Israel se défend - Qui  nous défend de nous -mêmes ?
Israel se défend - Qui nous défend de nous -mêmes ?

La Loi de la Jungle

En principe, le droit international remplit le même but pour le monde que le droit commun traditionnel pour les états. Comme pour les sociétés domestiques, sans un système de droit qui est à la fois applicable universellement et qu’on fait effectivement respecter, ce que vous obtenez, c’es un monde où la seule loi c’est la loi de la jungle, ou le faible est la proie du fort, ou la force fait le droit. C’est le monde dans lequel nous vivons aujourd’hui, dirigé effectivement comme une dictature, ou les puissants modèlent le monde autour d’eux selon leurs intérêts utilisant au besoin la force et la contrainte. C’est donc sans surprise que bien des traits d’une dictature apparaissent dans l’atmosphère internationale actuelle. Les forts sont exemptés du respect de la loi et décident unilatéralement à qui la loi doit ou ne doit pas s’appliquer. Les puissants sont libres d’utiliser la violence et l’intimidation pour contraindre les faibles et les soumettre. Le statut quo, est, sans surprise, extrêmement impopulaire chez la majorité du monde – une dictature populaire est une chose rare. La dictature va habituellement de pair avec la guerre parce qu’un dictateur est d’abord soucieux de consolider et d’étendre son pouvoir, et pour les puissants, la guerre est un outil extrêmement efficace pour mener à bien leurs propres intérêts.

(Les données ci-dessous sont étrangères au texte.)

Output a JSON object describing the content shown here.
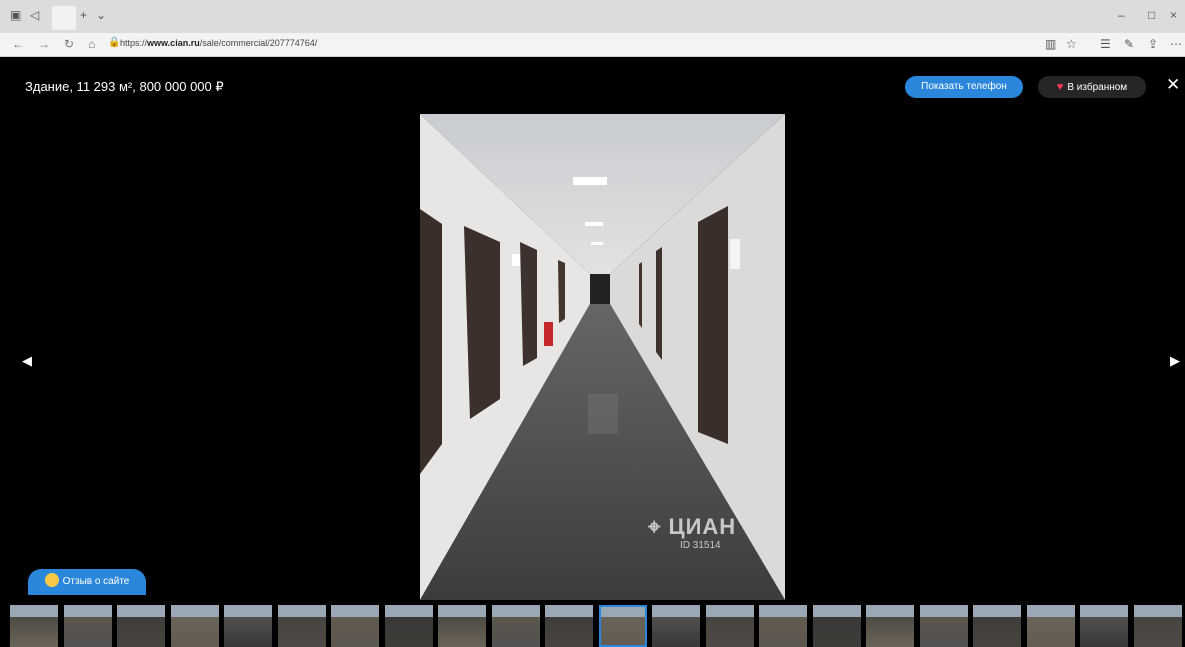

Un système international de justice fort et apolitique est alors un élément critique dans le combat pour la paix. Sans un tel système de droit international, nous laissons notre destin collectif aux mains des puissants, mains qui, soyons assurés, sont loin d’être innocentes. Principalement, l’essentiel du problème c’est : actuellement les puissants ne veulent pas la paix, il n’y aura pas la paix. Il n’y a pas de meilleur exemple que celui du conflit Israël/Palestine.

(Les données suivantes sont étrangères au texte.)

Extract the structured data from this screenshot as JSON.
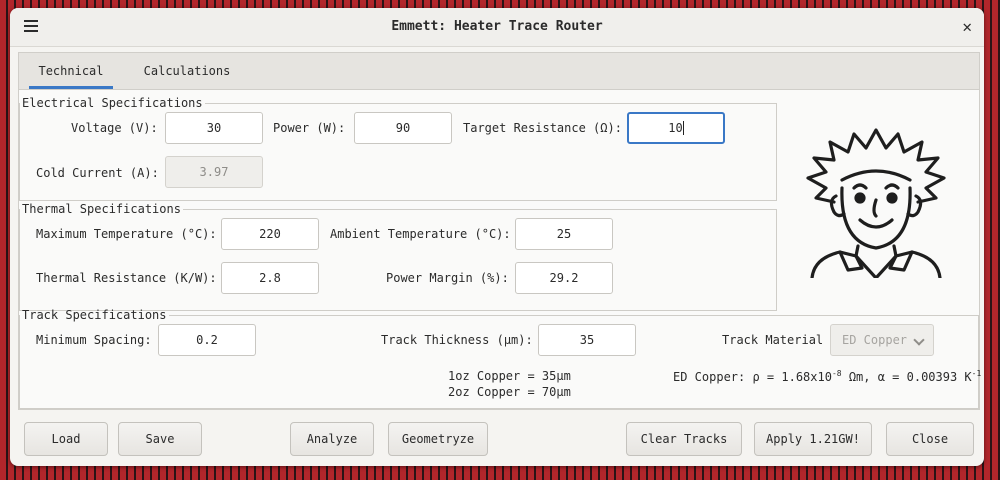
{
  "window": {
    "title": "Emmett: Heater Trace Router"
  },
  "icons": {
    "menu": "hamburger-menu-icon",
    "close": "close-icon",
    "avatar": "scientist-avatar-icon",
    "dropdown": "chevron-down-icon"
  },
  "tabs": [
    {
      "label": "Technical",
      "active": true
    },
    {
      "label": "Calculations",
      "active": false
    }
  ],
  "electrical": {
    "title": "Electrical Specifications",
    "voltage": {
      "label": "Voltage (V):",
      "value": "30"
    },
    "power": {
      "label": "Power (W):",
      "value": "90"
    },
    "target_resistance": {
      "label": "Target Resistance (Ω):",
      "value": "10"
    },
    "cold_current": {
      "label": "Cold Current (A):",
      "value": "3.97"
    }
  },
  "thermal": {
    "title": "Thermal Specifications",
    "max_temp": {
      "label": "Maximum Temperature (°C):",
      "value": "220"
    },
    "ambient_temp": {
      "label": "Ambient Temperature (°C):",
      "value": "25"
    },
    "thermal_resistance": {
      "label": "Thermal Resistance (K/W):",
      "value": "2.8"
    },
    "power_margin": {
      "label": "Power Margin (%):",
      "value": "29.2"
    }
  },
  "track": {
    "title": "Track Specifications",
    "min_spacing": {
      "label": "Minimum Spacing:",
      "value": "0.2"
    },
    "thickness": {
      "label": "Track Thickness (μm):",
      "value": "35"
    },
    "material": {
      "label": "Track Material",
      "value": "ED Copper"
    },
    "note_1oz": "1oz Copper = 35μm",
    "note_2oz": "2oz Copper = 70μm",
    "material_props": {
      "prefix": "ED Copper: ρ = 1.68x10",
      "exp1": "-8",
      "middle": " Ωm, α = 0.00393 K",
      "exp2": "-1"
    }
  },
  "buttons": {
    "load": "Load",
    "save": "Save",
    "analyze": "Analyze",
    "geometryze": "Geometryze",
    "clear_tracks": "Clear Tracks",
    "apply": "Apply 1.21GW!",
    "close": "Close"
  },
  "colors": {
    "accent": "#3a78c6",
    "background_red": "#b2262b"
  }
}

L’occupation israélienne des palestiniens dure depuis presque 4 décennies ce qui en fait l’occupation illégale la plus longue au monde. Israël a occupé la Cisjordanie, et la Bande de Gaza depuis 1967, quand il les a capturé pendant la guerre des six jours. Au lendemain de cette guerre de 67, le Conseil de Sécurité des Nations Unies a adopté à l’unanimité la résolution 242, plus tard renforcée par la résolution 338, qui met l’accent sur «l’inacceptabilité de l’acquisition de territoire par la guerre » et demande à Israël de « se retirer… des territoires occupés lors du récent conflit. » Israël n’a jamais respecté ces résolutions et occupe Gaza, la Cisjordanie, et les hauteurs du Golan, jusqu’à aujourd’hui. C’est une vérité fondamentale que la direction israélienne n’est pas intéressée par la paix et ne l’est pas depuis longtemps. Ceci, couplé au fait qu’Israël est la superpuissance régionale et est soutenu par la superpuissance mondiale, a eu pour résultat la perpétuation de ce conflit.

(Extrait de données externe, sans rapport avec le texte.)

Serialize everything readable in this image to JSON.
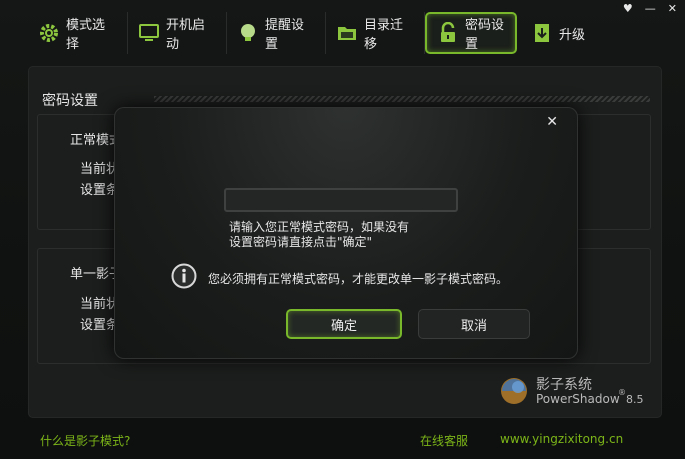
{
  "window": {
    "controls": [
      "♥",
      "—",
      "✕"
    ]
  },
  "toolbar": {
    "items": [
      {
        "label": "模式选择",
        "icon": "gear-icon"
      },
      {
        "label": "开机启动",
        "icon": "monitor-icon"
      },
      {
        "label": "提醒设置",
        "icon": "bulb-icon"
      },
      {
        "label": "目录迁移",
        "icon": "folder-icon"
      },
      {
        "label": "密码设置",
        "icon": "lock-icon",
        "active": true
      },
      {
        "label": "升级",
        "icon": "download-icon"
      }
    ]
  },
  "main": {
    "title": "密码设置",
    "group1": {
      "title": "正常模式",
      "line1": "当前状",
      "line2": "设置条"
    },
    "group2": {
      "title": "单一影子",
      "line1": "当前状",
      "line2": "设置条"
    }
  },
  "brand": {
    "name": "影子系统",
    "product": "PowerShadow",
    "reg": "®",
    "version": "8.5"
  },
  "footer": {
    "help_link": "什么是影子模式?",
    "support_link": "在线客服",
    "website_link": "www.yingzixitong.cn"
  },
  "dialog": {
    "close": "✕",
    "password_value": "",
    "hint_line1": "请输入您正常模式密码，如果没有",
    "hint_line2": "设置密码请直接点击\"确定\"",
    "info_text": "您必须拥有正常模式密码，才能更改单一影子模式密码。",
    "ok_label": "确定",
    "cancel_label": "取消"
  },
  "colors": {
    "accent": "#78b82a",
    "link": "#7cb518",
    "background": "#111312"
  }
}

Une raison majeure pour ce refus israélien c’est une tendance profonde à l’expansionnisme, parfaitement illustré par ce qui s’est passé après la guerre de 1967. Israël est sorti de la guerre victorieux, et le sentiment d’invincibilité au sein de la direction israélienne et du public a fait qu’Israël n’a pas senti le besoin de rendre les territoires qu’il avait acquis durant la guerre. Il avait vaincu les arabes, et en déduisait qu’ils ne pourraient jamais plus être capables de représenter une menace pour Israël. Pourquoi dés lors Israël devrait-il rendre les territoires ?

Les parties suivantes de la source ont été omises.